The photography gallery depicts areas that require conservation treatment, organized by the development categories indicated in the (web linked)1998 Stratis/ Shaw conservation and development Master Plan and the (web linked) 2005 Resurvey and Update Report for the archaeological site development into a publicly accessible archaeological park.

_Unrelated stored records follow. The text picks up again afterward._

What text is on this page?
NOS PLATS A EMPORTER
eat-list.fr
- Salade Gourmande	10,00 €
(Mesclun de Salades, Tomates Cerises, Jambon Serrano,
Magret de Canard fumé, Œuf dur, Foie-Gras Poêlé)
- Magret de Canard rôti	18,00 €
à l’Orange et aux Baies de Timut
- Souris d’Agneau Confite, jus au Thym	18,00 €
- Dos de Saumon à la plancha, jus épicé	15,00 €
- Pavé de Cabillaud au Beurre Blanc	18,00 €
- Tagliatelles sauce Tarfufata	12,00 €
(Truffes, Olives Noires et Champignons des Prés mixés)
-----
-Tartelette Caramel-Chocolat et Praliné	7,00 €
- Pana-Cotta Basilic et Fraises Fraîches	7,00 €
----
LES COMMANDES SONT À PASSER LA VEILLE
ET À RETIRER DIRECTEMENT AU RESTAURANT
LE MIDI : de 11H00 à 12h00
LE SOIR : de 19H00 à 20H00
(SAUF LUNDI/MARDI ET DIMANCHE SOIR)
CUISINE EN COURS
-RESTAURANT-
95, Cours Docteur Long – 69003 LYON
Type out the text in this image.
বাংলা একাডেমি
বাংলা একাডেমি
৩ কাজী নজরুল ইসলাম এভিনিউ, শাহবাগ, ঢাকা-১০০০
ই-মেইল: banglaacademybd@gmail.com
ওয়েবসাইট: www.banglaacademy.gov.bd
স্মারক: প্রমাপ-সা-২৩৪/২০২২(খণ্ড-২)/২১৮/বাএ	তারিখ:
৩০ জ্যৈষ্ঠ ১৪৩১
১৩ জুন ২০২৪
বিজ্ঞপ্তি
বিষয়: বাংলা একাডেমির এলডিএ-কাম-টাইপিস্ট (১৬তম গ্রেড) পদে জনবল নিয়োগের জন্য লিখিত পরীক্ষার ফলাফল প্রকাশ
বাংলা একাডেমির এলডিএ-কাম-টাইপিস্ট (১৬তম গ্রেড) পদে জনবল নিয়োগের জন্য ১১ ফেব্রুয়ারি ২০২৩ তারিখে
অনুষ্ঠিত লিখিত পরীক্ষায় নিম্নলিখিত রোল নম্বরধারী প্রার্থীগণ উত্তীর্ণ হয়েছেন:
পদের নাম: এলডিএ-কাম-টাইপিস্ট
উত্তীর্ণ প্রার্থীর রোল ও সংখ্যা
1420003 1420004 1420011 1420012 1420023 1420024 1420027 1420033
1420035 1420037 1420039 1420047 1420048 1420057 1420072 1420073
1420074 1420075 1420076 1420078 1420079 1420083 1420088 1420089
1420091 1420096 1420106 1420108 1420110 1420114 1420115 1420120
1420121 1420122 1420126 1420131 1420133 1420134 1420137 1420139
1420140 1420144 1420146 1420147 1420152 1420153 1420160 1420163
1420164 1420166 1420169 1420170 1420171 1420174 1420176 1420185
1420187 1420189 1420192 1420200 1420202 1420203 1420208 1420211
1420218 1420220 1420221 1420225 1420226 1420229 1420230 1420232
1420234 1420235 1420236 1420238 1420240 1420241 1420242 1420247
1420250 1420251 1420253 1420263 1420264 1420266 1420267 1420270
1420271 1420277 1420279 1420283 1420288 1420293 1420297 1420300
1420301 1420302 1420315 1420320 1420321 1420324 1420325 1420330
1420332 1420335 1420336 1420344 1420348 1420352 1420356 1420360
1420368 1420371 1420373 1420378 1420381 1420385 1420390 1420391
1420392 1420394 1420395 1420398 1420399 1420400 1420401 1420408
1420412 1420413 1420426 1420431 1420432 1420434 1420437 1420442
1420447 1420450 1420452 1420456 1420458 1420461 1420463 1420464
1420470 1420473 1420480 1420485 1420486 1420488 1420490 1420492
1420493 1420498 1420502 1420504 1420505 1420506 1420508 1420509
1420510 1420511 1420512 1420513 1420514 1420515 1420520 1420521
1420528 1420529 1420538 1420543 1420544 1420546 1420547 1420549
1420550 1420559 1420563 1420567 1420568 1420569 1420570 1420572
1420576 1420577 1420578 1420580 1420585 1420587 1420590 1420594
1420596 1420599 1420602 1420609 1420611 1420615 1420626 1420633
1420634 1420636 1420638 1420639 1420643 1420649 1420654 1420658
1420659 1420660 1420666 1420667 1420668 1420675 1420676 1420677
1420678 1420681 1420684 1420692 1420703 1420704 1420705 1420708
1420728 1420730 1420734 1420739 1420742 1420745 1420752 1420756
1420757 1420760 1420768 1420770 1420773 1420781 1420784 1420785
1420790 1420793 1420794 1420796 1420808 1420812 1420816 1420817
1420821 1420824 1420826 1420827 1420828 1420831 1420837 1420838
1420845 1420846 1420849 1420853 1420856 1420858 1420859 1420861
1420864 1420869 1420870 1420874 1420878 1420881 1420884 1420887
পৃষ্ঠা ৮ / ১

Critical steps in implementing the site conservation and development as a public park have been accomplished. The conservation architect Clairy Palyvou in collaboration with architect / engineer Sonia Mavromati have produced Design Development level plans, specifications and construction cost estimates for two roof shelters. The roofs over the Greek Sanctuary and the kiln will protect the fragile ruins from accelerated deterioration from water and wind and provide future shelter from the sun for heritage tourist where mounted interpretation panels will help them learn about these archaeological features.
Tymbaki Township Declaration
Unanimous decision. In agreement with the Canadian Archaeologist Joseph Shaw concerning the development of the Archaeological Park at Kommos with the improvement of the Archaeological area and its becoming visitable, as were brought up in the present explanation. We request the Ministry of Culture to consider in this matter in order for the archaeological area at Kommos to be exhibited and become visitable in order for our cultural heritage to be advanced.
Conservation Presentation Flyers
These fliers were produced for public presentations on the Kommos Master Plan for Archaeological Park Development, relating the plan to similar archaeological parks in other areas of Crete and Colorado.
Conceptual Video Walk-through of Entrance Building
The video animates a flythrough experience of the 1998 conceptual twin park entrance buildings spanned by an abstracted evocation of an upturned Minoan ship providing visitor waiting area shade and seating, access to entrance ticket sales, security and first aid functions.
Building P at Kommos
Conclusions about Building P at Kommos Excerpted from J. Shaw and M. Shaw (2006) “Kommos V”
“With slabs and ashlar blocks from (earlier building) T’s walls, many of which were razed in the process, a new building, P, was constructed in LM IIIA2 (1300 BC)…”
Covered slipways or ‘shipsheds’ were a diagnostic feature of military harbours in the classical world. A new dimension has been added to the subject with the discoveries at Kommos in southern Crete.